Excellent question - what is the "best" outlier cutpoint for cost analyses so as to retain accurate/appropriate/meaningful results? It does seem that "it depends..." is not a copout here. The distribution of costs of care does not follow a bell curve, so the usual "textbook" answers are neither helpful nor relevant. The cost distribution curves are all over the map depending on the specific condition (illness) and treatment(s) applied. To further complicate things, there are situations in which a lower cutpoint should be applied. Consider the cost of "observational care" such as a periodic ultrasound to follow an abdominal aortic anuerysm (AAA) - the low cost of this "treatment" for this subpopulation of patients with AAA would skew the "mean" cost of care for AAA and would also likely skew the cost distribution ("box-and-whiskers" plot) curve for AAA. Conditions with cost curves that are broad with large Standard Deviations (on the top end of the curve) would likely require a higher cutpoint (farther out on the upper tail) to appropriately capture a greater portion of the "outliers" that represent a legitimate component of cost of care for such conditions. On the other hand, for conditions in which the clinical care is homogenous with narrow cost curves and small Standard Deviations, it might be more appropriate to set the cutpoint lower to eliminate billing/claims/data reporting errors that invariably show up in such studies (so called medically unlikely edits that are often used by third party claims payment systems to detect billing errors and fraudulent claims).
Great response, James. Appreciate your insights. Would it be fair to say that the designation of an individual as an outlier essentially depends upon both the shape of distribution of the population and the purpose of the analysis? And going one step further, is the characterization of an individual data point as an outlier always a subjective decision by the researcher?

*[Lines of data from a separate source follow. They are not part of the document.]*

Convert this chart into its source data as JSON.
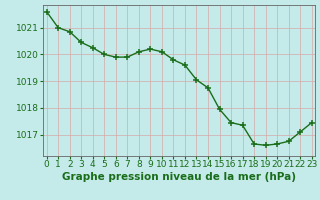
{
  "x": [
    0,
    1,
    2,
    3,
    4,
    5,
    6,
    7,
    8,
    9,
    10,
    11,
    12,
    13,
    14,
    15,
    16,
    17,
    18,
    19,
    20,
    21,
    22,
    23
  ],
  "y": [
    1021.6,
    1021.0,
    1020.85,
    1020.45,
    1020.25,
    1020.0,
    1019.9,
    1019.9,
    1020.1,
    1020.2,
    1020.1,
    1019.8,
    1019.6,
    1019.05,
    1018.75,
    1017.95,
    1017.45,
    1017.35,
    1016.65,
    1016.6,
    1016.65,
    1016.75,
    1017.1,
    1017.45
  ],
  "line_color": "#1a6e1a",
  "marker_color": "#1a6e1a",
  "background_color": "#c5eaea",
  "grid_color": "#d4aaaa",
  "xlabel": "Graphe pression niveau de la mer (hPa)",
  "xlabel_color": "#1a6e1a",
  "ytick_labels": [
    "1017",
    "1018",
    "1019",
    "1020",
    "1021"
  ],
  "yticks": [
    1017,
    1018,
    1019,
    1020,
    1021
  ],
  "ylim": [
    1016.2,
    1021.85
  ],
  "xlim": [
    -0.3,
    23.3
  ],
  "xtick_labels": [
    "0",
    "1",
    "2",
    "3",
    "4",
    "5",
    "6",
    "7",
    "8",
    "9",
    "10",
    "11",
    "12",
    "13",
    "14",
    "15",
    "16",
    "17",
    "18",
    "19",
    "20",
    "21",
    "22",
    "23"
  ],
  "tick_color": "#1a6e1a",
  "axis_color": "#666666",
  "font_size": 6.5,
  "xlabel_fontsize": 7.5,
  "marker_size": 4,
  "line_width": 1.0
}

Bootstrapping the means is a common technique used to overcome these issues in cost studies. This will create a normal shaped distribution from which you can get a mean and a 95% confidence interval for the estimate. Cost distributions are usually always right skewed so appropriate statistical techniques that can handle skewed data should be used to analyse this type of data. Outliers should not be removed unless there is a very good reason to do so.
Absolutely agree with Professor Comans - arbitrary "eye-ball" exclusion of data points is a crude statistical technique fraught with hazards (neither proportional nor amenable to Cox)! It belongs in the lower drawer section of the "tool box" along with hunch and intuition.